Я киваю. Наташкин отец действительно со своими вечными проблемами с желудком спасется только бабушкиными настоями.
Через час мы выезжаем. Ребенок в машине засыпает, а мы все молчим. Дядя Леша сосредоточенно смотрит на дорогу, бабушка держит на руках девочку. Господи, я не могу ее назвать своей дочкой…
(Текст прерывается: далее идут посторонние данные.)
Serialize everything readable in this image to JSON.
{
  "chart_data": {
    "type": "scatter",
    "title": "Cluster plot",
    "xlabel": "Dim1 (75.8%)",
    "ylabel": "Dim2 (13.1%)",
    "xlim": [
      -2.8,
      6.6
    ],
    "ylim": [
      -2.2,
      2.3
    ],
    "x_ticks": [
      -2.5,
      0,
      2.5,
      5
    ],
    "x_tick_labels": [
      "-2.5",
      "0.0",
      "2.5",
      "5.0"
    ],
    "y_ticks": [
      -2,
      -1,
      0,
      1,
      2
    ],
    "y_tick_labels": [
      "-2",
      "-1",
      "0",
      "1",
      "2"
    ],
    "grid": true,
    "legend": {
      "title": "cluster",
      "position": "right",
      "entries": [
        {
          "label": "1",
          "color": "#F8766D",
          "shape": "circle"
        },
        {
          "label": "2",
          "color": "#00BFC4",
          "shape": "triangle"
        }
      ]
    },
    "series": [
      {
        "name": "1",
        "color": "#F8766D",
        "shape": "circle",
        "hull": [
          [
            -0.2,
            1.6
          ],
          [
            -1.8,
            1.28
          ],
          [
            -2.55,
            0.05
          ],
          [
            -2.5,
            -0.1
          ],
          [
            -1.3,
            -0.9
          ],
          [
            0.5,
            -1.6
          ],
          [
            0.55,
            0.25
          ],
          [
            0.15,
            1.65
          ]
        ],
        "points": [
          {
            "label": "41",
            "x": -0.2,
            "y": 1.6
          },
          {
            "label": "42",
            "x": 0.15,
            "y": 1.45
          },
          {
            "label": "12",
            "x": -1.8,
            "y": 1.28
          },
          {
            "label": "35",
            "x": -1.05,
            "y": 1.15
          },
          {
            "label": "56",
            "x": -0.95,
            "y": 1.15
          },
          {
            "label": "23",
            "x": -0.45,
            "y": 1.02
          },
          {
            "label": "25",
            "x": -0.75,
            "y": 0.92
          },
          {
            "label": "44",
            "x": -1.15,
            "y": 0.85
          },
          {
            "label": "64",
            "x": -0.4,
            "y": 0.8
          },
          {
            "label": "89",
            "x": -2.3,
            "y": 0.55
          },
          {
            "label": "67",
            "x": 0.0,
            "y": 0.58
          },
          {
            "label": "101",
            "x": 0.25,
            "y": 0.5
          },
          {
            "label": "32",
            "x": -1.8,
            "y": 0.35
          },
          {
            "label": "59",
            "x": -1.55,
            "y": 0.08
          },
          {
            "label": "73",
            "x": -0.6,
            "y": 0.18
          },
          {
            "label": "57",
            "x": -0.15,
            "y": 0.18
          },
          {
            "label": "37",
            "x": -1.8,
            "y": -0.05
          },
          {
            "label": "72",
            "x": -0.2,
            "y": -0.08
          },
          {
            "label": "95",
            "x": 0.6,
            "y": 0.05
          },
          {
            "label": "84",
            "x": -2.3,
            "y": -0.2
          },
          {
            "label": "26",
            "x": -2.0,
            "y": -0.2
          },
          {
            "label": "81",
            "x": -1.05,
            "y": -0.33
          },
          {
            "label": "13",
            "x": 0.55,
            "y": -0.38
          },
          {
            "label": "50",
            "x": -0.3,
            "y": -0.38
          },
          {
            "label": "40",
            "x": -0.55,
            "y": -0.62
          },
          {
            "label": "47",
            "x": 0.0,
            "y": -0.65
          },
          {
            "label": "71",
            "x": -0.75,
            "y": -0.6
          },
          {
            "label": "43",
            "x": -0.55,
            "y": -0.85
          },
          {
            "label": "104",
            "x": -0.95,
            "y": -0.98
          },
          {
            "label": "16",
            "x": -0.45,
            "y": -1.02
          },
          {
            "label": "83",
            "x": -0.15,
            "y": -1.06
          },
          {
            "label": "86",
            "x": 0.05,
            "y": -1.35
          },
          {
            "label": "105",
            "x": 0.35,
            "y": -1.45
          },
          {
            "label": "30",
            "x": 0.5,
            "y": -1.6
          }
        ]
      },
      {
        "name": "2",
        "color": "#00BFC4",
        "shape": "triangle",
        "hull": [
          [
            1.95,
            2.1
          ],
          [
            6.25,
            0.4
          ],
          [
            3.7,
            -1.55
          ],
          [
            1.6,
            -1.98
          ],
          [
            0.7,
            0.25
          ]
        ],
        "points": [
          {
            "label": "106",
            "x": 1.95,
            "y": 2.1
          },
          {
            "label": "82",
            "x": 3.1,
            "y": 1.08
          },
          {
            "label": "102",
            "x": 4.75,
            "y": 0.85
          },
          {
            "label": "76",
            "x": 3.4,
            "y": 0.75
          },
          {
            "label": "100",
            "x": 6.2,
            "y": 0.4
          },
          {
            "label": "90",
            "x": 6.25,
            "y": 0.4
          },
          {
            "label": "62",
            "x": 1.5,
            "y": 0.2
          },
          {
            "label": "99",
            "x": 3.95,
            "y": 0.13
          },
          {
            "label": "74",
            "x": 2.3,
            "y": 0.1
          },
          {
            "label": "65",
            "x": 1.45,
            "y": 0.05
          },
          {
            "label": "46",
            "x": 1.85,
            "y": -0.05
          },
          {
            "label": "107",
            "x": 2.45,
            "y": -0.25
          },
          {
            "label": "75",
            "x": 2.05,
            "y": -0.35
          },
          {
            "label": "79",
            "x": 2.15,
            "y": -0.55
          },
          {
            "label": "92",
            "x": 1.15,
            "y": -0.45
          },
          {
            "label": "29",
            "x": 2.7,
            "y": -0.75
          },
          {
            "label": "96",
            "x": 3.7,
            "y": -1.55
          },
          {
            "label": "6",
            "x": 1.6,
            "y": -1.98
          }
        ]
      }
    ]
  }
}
В райцентре я тоже жду осуждающих взглядов, медлю с выходом из машины. Но, кажется, никому до меня нет дела. Выдыхаю и иду вслед за бабулей. Ее здесь тоже многие знают, и в нескольких местах мы проходим без очереди. Везде договаривается бабушка, а я просто молчу и заполняю бумаги по образцу. А некоторые люди еще и сюсюкают с ребенком. И что они, чужие, в ней нашли, чего не вижу я? Чисто по-человечески я даже жалею этого ребенка, но принять не могу. Что-то внутри меня сопротивляется.
Я сильно устаю. Не думала, что очереди и бумаги так изматывают. Я иссякла, просто досуха выпита суровостью жизни. А бабушка еще тянет меня по магазинам. Из нее энергия бьет ключом, даже ребенок на руках не мешает.
Даже не помню, что она покупает, но домой вы возвращаемся с внушительными пакетами.
Я машинально разбираю покупки и, только когда бабушка забирает у меня из рук пачку соли, которую я собираюсь положить в холодильник, понимаю, что все делаю не так. Все не так, все не то. Как-то наперекосяк.
Бабушка берет меня за руку и подводит к столу. Я иду за ней безвольно, опускаюсь на табурет, а потом поднимаю глаза.
– Стася, твоя душа умирает.
– В смысле?
– Ты знаешь, что вот такое самоедство становится и причиной болезней, и причиной смертей. Тебе надо уезжать.
Что? Она сказала «тебе», но не «нам». Она меня выгоняет? Божечки, за что? Неужели даже моя мудрая бабушка не может принять гулящую внучку и ее байстрюка?